Last week, the 1st graders also dove back into school with a chalk pastel project. Nothing like getting dirty right after an extended break! Before starting, we reviewed their use of natural shapes and primary colors in previous projects. We then looked at some work of Gordon Hopkins for inspiration.

While looking at a few of his works, we identified shapes, patterns, primary colors, and secondary colors. I asked kids if they knew what colors were mixed together to mix the secondaries and I wrote these as math equations of the board for them to refer to while working later.

I introduced the kids to chalk pastels and showed them how to hold the chalk so that their drawing hand does not touch the paper as they work. We lightly drew our compositions with visual elements from Gordon's work. We drew a spikey plant, similar to agaves they may see out here, a branch with leaves that is like jade plants in San Diego, and a few flowers. We also added a couple line patterns to the background. With each step we rotated the paper. I asked students to think about where they wanted each element to go. Where did they think the best place for each was in the composition.

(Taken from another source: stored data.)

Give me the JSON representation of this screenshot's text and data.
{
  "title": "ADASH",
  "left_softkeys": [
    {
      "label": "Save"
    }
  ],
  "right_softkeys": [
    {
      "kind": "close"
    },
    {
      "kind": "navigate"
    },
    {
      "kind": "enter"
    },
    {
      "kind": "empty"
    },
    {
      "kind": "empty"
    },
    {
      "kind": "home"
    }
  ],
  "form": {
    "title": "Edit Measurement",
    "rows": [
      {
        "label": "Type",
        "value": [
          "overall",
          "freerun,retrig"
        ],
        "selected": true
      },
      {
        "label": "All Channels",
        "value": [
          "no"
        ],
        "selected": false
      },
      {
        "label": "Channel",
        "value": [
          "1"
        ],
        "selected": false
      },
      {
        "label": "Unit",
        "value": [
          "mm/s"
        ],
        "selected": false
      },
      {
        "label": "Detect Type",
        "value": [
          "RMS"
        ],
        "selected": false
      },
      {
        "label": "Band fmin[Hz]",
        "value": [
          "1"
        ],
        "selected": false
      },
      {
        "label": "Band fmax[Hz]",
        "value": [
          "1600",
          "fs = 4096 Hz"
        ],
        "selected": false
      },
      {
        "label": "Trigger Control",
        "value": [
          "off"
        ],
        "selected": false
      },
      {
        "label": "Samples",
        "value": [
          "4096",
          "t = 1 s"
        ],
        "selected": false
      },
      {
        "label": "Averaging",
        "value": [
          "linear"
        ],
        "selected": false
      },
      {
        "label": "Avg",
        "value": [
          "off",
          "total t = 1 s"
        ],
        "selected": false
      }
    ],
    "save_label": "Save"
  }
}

We then used each of the primary colors in a different spot in the composition. Students picked which natural element they wanted done in each color. After that, we added different primaries on top of those to make our secondaries. To fill the background patterns, students could use any color they wanted- this  included any of the other chalk pastels they had available. As the final step, we used a black oil pastel to make one of the main elements stand out more than the other parts. I emphasized making that outline bold and strong by pressing hard with the oil pastel.